之前接受的解决方案需要从 DataFrame 转换为 RDD 并返回，但由于需要重新分区，速度非常慢。

下面给出的解决方案的性能要高得多——额外的 Spark 操作非常快，因此总体而言，它不需要 compute/shuffle 比简单的重新分区更多。

在高层次上，我们使用迭代算法来反转 Spark 的分区哈希，然后使用这个反转映射来创建新的分区键（当分区时）给出分区的预期分布。

import itertools

from pyspark.sql import Row
import pyspark.sql.functions as F

def construct_reverse_hash_map(spark, n_partitions, fact = 10):
    """
    Given a target number of partitions, this function constructs a
    mapping from each integer partition ID (0 through N-1) to an
    arbitrary integer, which Spark will hash to that partition ID.

    By using these new (seemingly arbitrary) integers as a column
    to repartition on, one can guarantee a 1-to-1 mapping of
    partition levels to the final partitions.

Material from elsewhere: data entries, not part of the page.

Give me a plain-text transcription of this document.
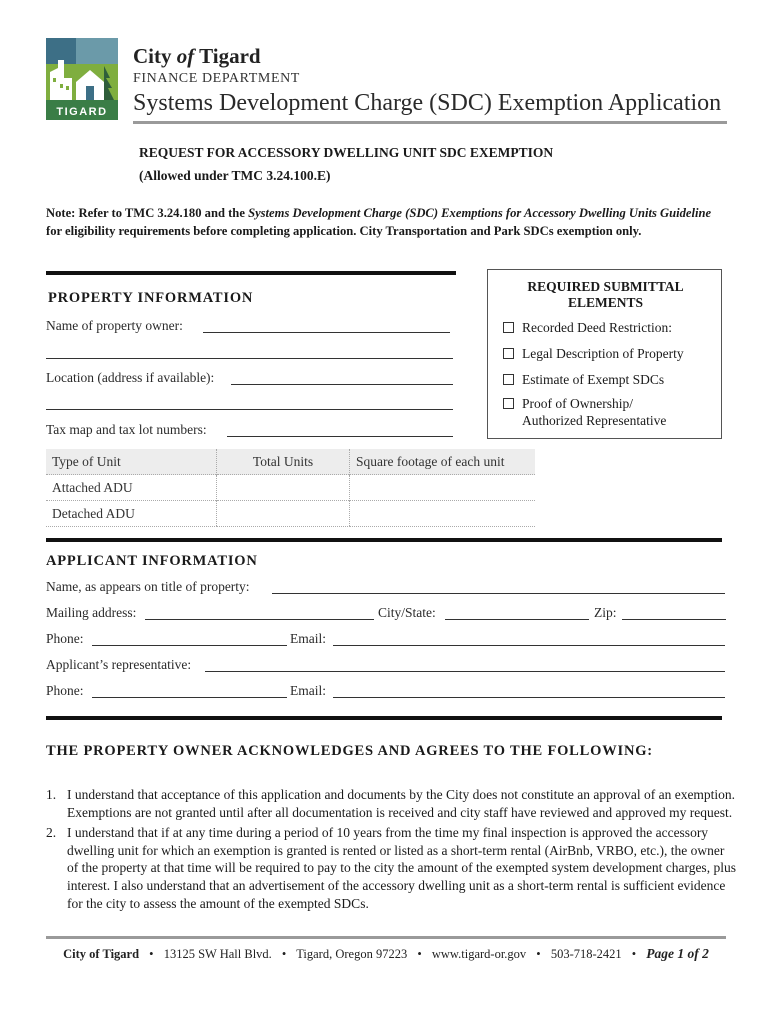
TIGARD
City of Tigard
FINANCE DEPARTMENT
Systems Development Charge (SDC) Exemption Application
REQUEST FOR ACCESSORY DWELLING UNIT SDC EXEMPTION
(Allowed under TMC 3.24.100.E)
Note: Refer to TMC 3.24.180 and the Systems Development Charge (SDC) Exemptions for Accessory Dwelling Units Guideline for eligibility requirements before completing application. City Transportation and Park SDCs exemption only.
PROPERTY INFORMATION
Name of property owner:
Location (address if available):
Tax map and tax lot numbers:
REQUIRED SUBMITTAL ELEMENTS
Recorded Deed Restriction:
Legal Description of Property
Estimate of Exempt SDCs
Proof of Ownership/
Authorized Representative
Type of Unit	Total Units	Square footage of each unit
Attached ADU		
Detached ADU		
APPLICANT INFORMATION
Name, as appears on title of property:
Mailing address:	City/State:	Zip:
Phone:	Email:
Applicant’s representative:
Phone:	Email:
THE PROPERTY OWNER ACKNOWLEDGES AND AGREES TO THE FOLLOWING:
1. I understand that acceptance of this application and documents by the City does not constitute an approval of an exemption. Exemptions are not granted until after all documentation is received and city staff have reviewed and approved my request.
2. I understand that if at any time during a period of 10 years from the time my final inspection is approved the accessory dwelling unit for which an exemption is granted is rented or listed as a short-term rental (AirBnb, VRBO, etc.), the owner of the property at that time will be required to pay to the city the amount of the exempted system development charges, plus interest. I also understand that an advertisement of the accessory dwelling unit as a short-term rental is sufficient evidence for the city to assess the amount of the exempted SDCs.
City of Tigard • 13125 SW Hall Blvd. • Tigard, Oregon 97223 • www.tigard-or.gov • 503-718-2421 • Page 1 of 2
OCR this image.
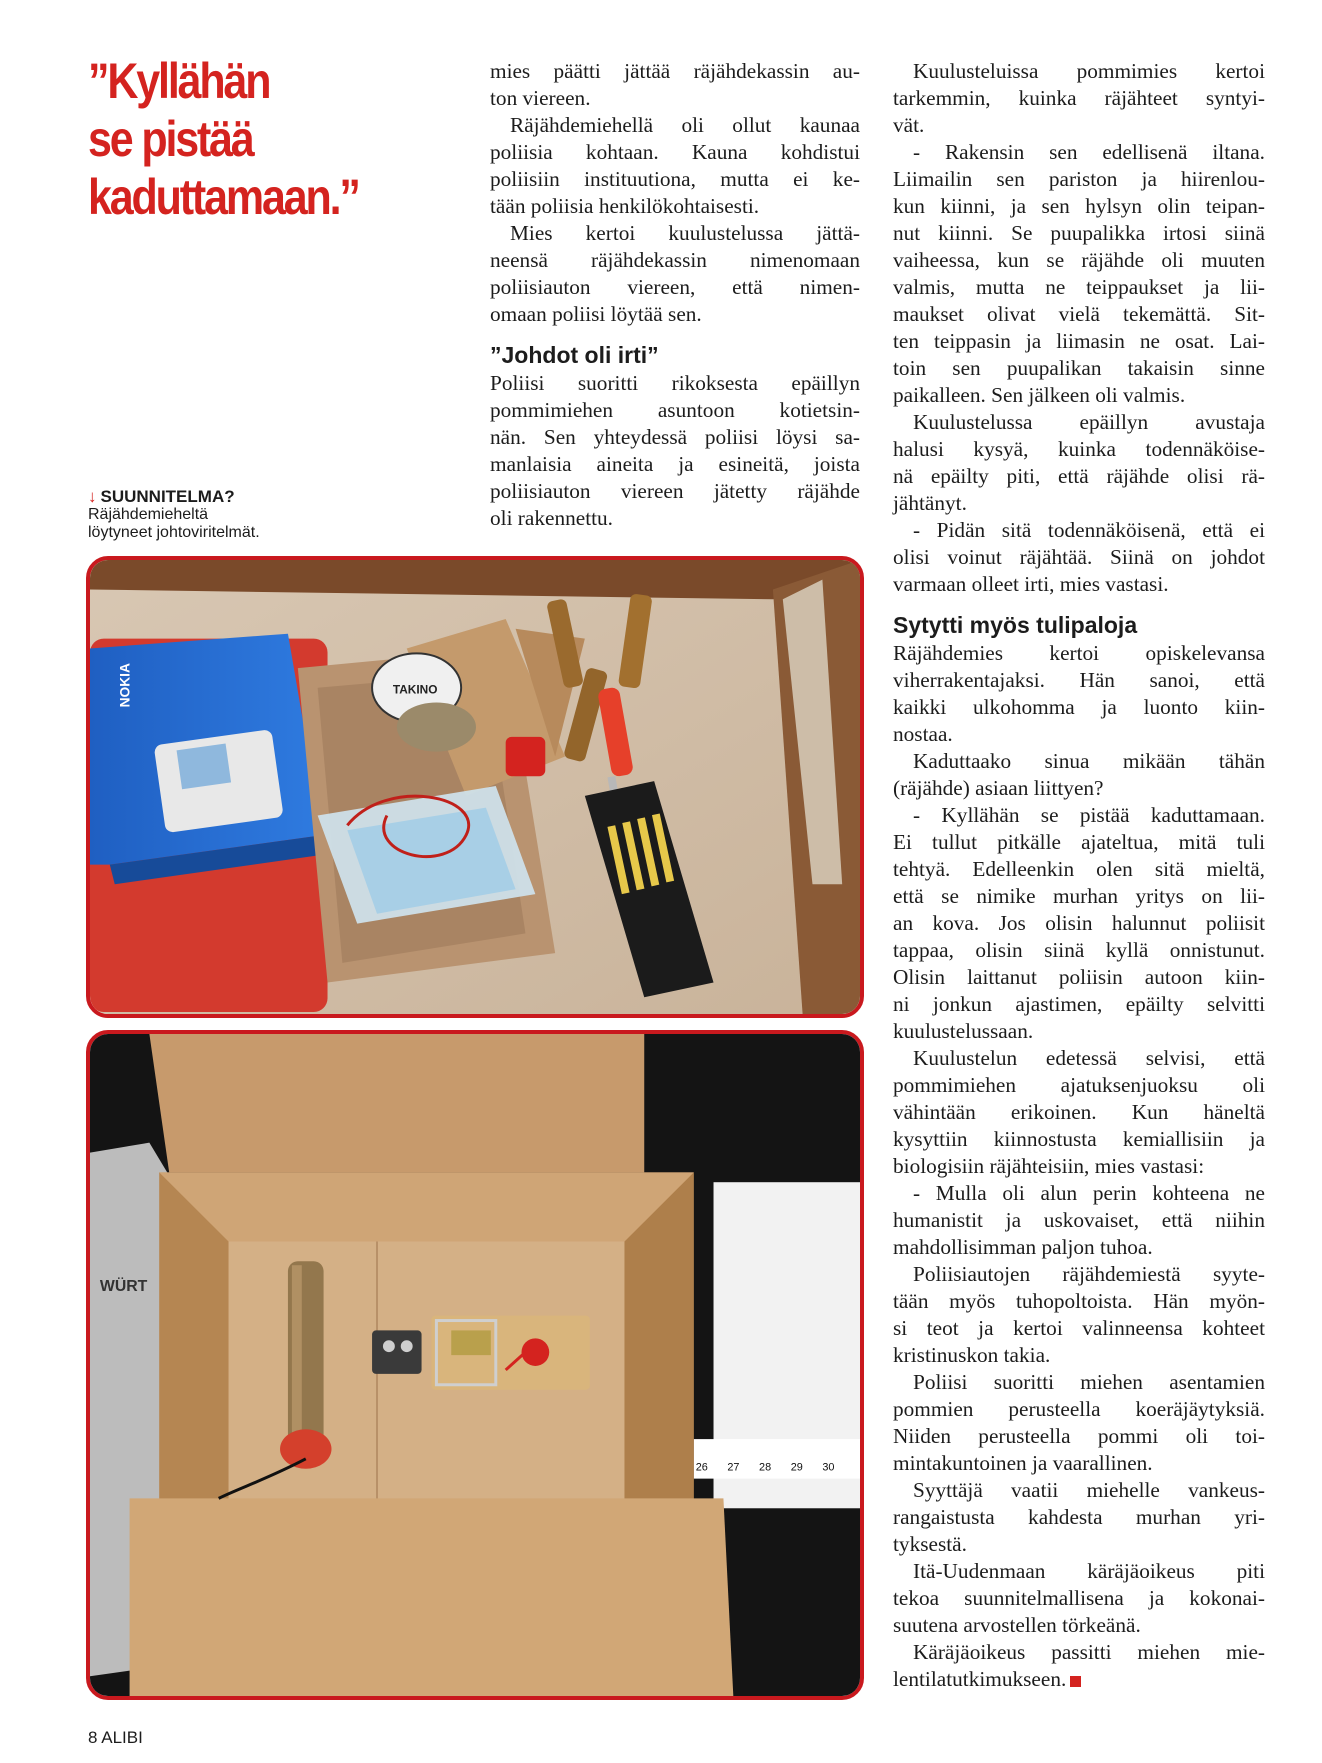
”Kyllähän
se pistää
kaduttamaan.”
↓ SUUNNITELMA?
Räjähdemieheltä
löytyneet johtoviritelmät.
mies päätti jättää räjähdekassin au-
ton viereen.
Räjähdemiehellä oli ollut kaunaa
poliisia kohtaan. Kauna kohdistui
poliisiin instituutiona, mutta ei ke-
tään poliisia henkilökohtaisesti.
Mies kertoi kuulustelussa jättä-
neensä räjähdekassin nimenomaan
poliisiauton viereen, että nimen-
omaan poliisi löytää sen.
”Johdot oli irti”
Poliisi suoritti rikoksesta epäillyn
pommimiehen asuntoon kotietsin-
nän. Sen yhteydessä poliisi löysi sa-
manlaisia aineita ja esineitä, joista
poliisiauton viereen jätetty räjähde
oli rakennettu.
Kuulusteluissa pommimies kertoi
tarkemmin, kuinka räjähteet syntyi-
vät.
- Rakensin sen edellisenä iltana.
Liimailin sen pariston ja hiirenlou-
kun kiinni, ja sen hylsyn olin teipan-
nut kiinni. Se puupalikka irtosi siinä
vaiheessa, kun se räjähde oli muuten
valmis, mutta ne teippaukset ja lii-
maukset olivat vielä tekemättä. Sit-
ten teippasin ja liimasin ne osat. Lai-
toin sen puupalikan takaisin sinne
paikalleen. Sen jälkeen oli valmis.
Kuulustelussa epäillyn avustaja
halusi kysyä, kuinka todennäköise-
nä epäilty piti, että räjähde olisi rä-
jähtänyt.
- Pidän sitä todennäköisenä, että ei
olisi voinut räjähtää. Siinä on johdot
varmaan olleet irti, mies vastasi.
Sytytti myös tulipaloja
Räjähdemies kertoi opiskelevansa
viherrakentajaksi. Hän sanoi, että
kaikki ulkohomma ja luonto kiin-
nostaa.
Kaduttaako sinua mikään tähän
(räjähde) asiaan liittyen?
- Kyllähän se pistää kaduttamaan.
Ei tullut pitkälle ajateltua, mitä tuli
tehtyä. Edelleenkin olen sitä mieltä,
että se nimike murhan yritys on lii-
an kova. Jos olisin halunnut poliisit
tappaa, olisin siinä kyllä onnistunut.
Olisin laittanut poliisin autoon kiin-
ni jonkun ajastimen, epäilty selvitti
kuulustelussaan.
Kuulustelun edetessä selvisi, että
pommimiehen ajatuksenjuoksu oli
vähintään erikoinen. Kun häneltä
kysyttiin kiinnostusta kemiallisiin ja
biologisiin räjähteisiin, mies vastasi:
- Mulla oli alun perin kohteena ne
humanistit ja uskovaiset, että niihin
mahdollisimman paljon tuhoa.
Poliisiautojen räjähdemiestä syyte-
tään myös tuhopoltoista. Hän myön-
si teot ja kertoi valinneensa kohteet
kristinuskon takia.
Poliisi suoritti miehen asentamien
pommien perusteella koeräjäytyksiä.
Niiden perusteella pommi oli toi-
mintakuntoinen ja vaarallinen.
Syyttäjä vaatii miehelle vankeus-
rangaistusta kahdesta murhan yri-
tyksestä.
Itä-Uudenmaan käräjäoikeus piti
tekoa suunnitelmallisena ja kokonai-
suutena arvostellen törkeänä.
Käräjäoikeus passitti miehen mie-
lentilatutkimukseen.
NOKIA	TAKINO
WÜRT
26 27 28 29 30
8 ALIBI
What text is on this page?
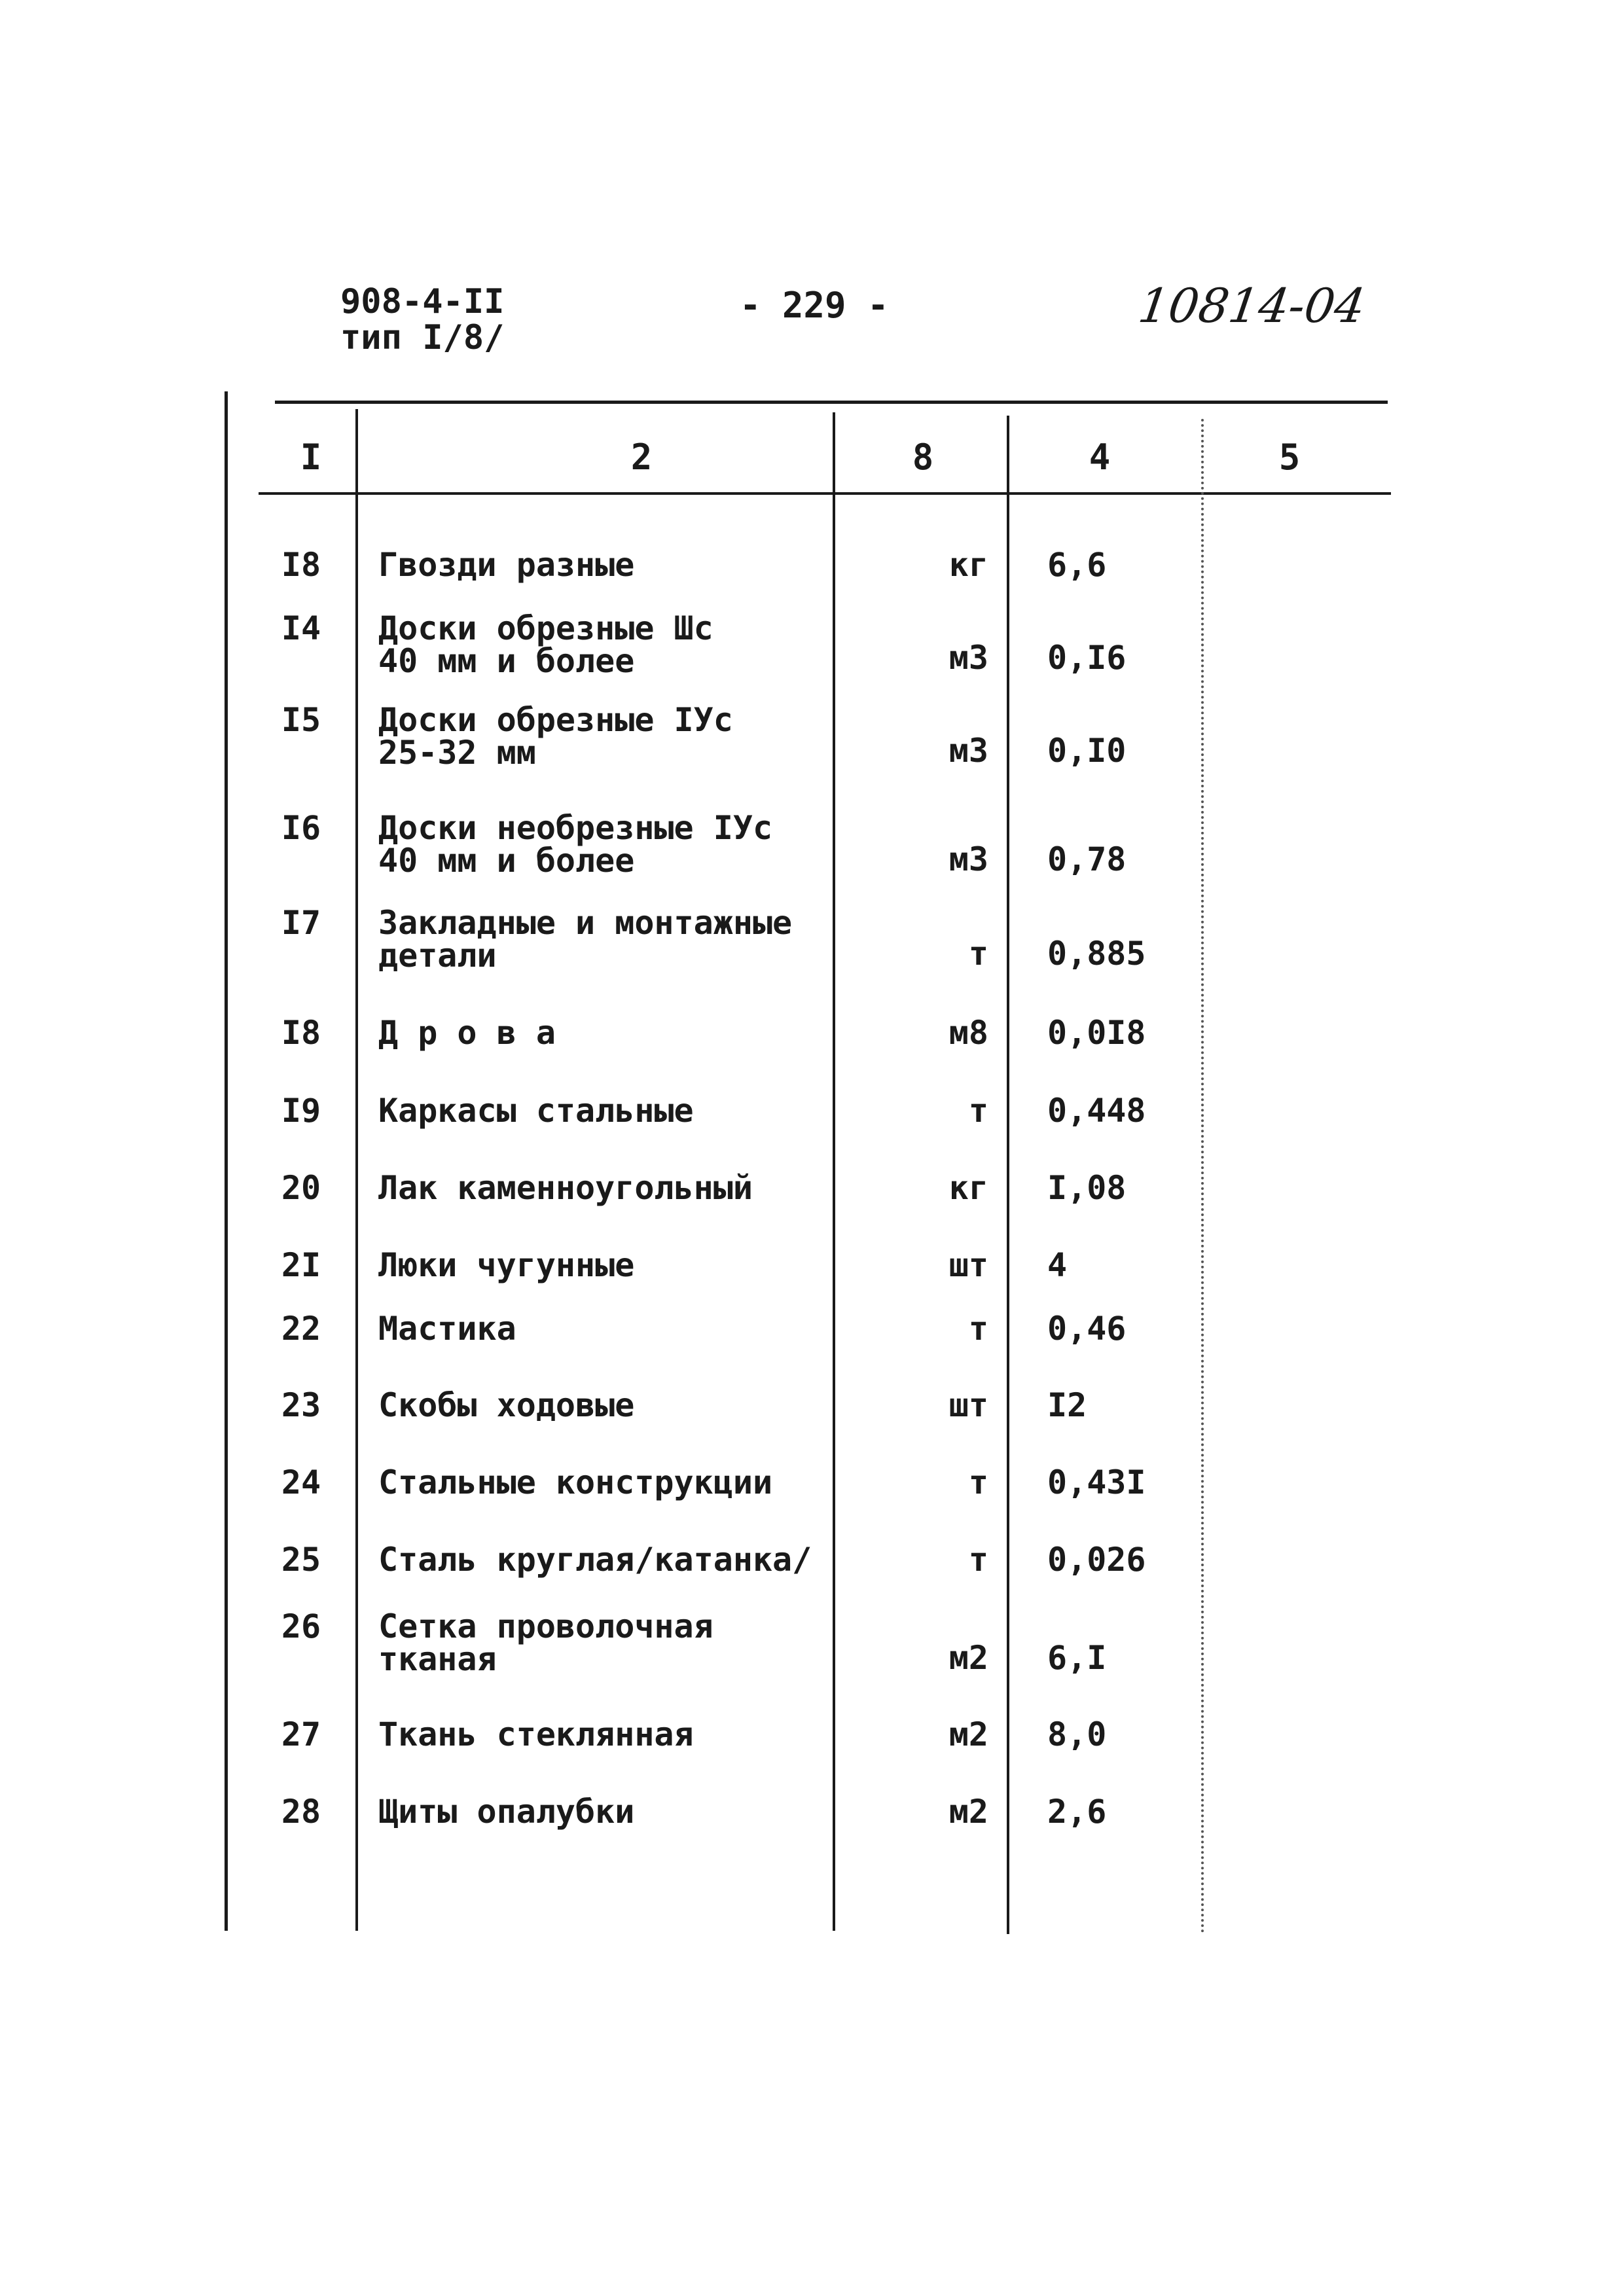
908-4-II
тип I/8/
- 229 -	10814-04
I	2	8	4	5
I8	Гвозди разные	кг 6,6
I4	Доски обрезные Шс
40 мм и более	м3 0,I6
I5	Доски обрезные IУс
25-32 мм	м3 0,I0
I6	Доски необрезные IУс
40 мм и более	м3 0,78
I7	Закладные и монтажные
детали	т 0,885
I8	Д р о в а	м8 0,0I8
I9	Каркасы стальные	т 0,448
20	Лак каменноугольный	кг I,08
2I	Люки чугунные	шт 4
22	Мастика	т 0,46
23	Скобы ходовые	шт I2
24	Стальные конструкции	т 0,43I
25	Сталь круглая/катанка/	т 0,026
26	Сетка проволочная
тканая	м2 6,I
27	Ткань стеклянная	м2 8,0
28	Щиты опалубки	м2 2,6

    Example return value, for n_partitions=10:

    {
        5: 80,
        9: 90,
        8: 94,
        7: 99,
        0: 92,
        1: 98,
        6: 87,
        2: 91,
        3: 85,
        4: 93
    }

    If one had a column in a dataframe with 10 unique values, 80, 90, 94,
    etc, and then partitioned on this column into 10 partitions, then
    every row with value 80 would go into partition 5, every row with
    value 90 would go into partition 9, and so on.

    :param spark: SparkSession object
    :param n_partitions: desired number of unique partitions
    :param fact: initial search space of IDs will be n_partitions*fact
    :return: dictionary mapping from sequential partition IDs to hashed
             partition IDs.
    """

    max_retries = 10
    for i in range(max_retries):
        bigger_factor = fact * 2 ** i
        hashes = (
            spark.createDataFrame([Row(orig_id=i) for i in list(range(n_partitions * bigger_factor))])
            .withColumn("h", F.hash("orig_id") % n_partitions)
            .select("orig_id", F.when(F.col("h") >= 0, F.col("h")).otherwise(F.col("h") + n_partitions).alias("new_id"))
        )
        n_unique_ids = hashes.groupBy("new_id").count().count()

        if n_unique_ids == n_partitions:
            # find a mapping between the hashed values and the original partition IDs
            return {row["new_id"]: row["orig_id"] for row in hashes.collect()}
    raise Exception("Spark reverse hash algorithm failed to converge")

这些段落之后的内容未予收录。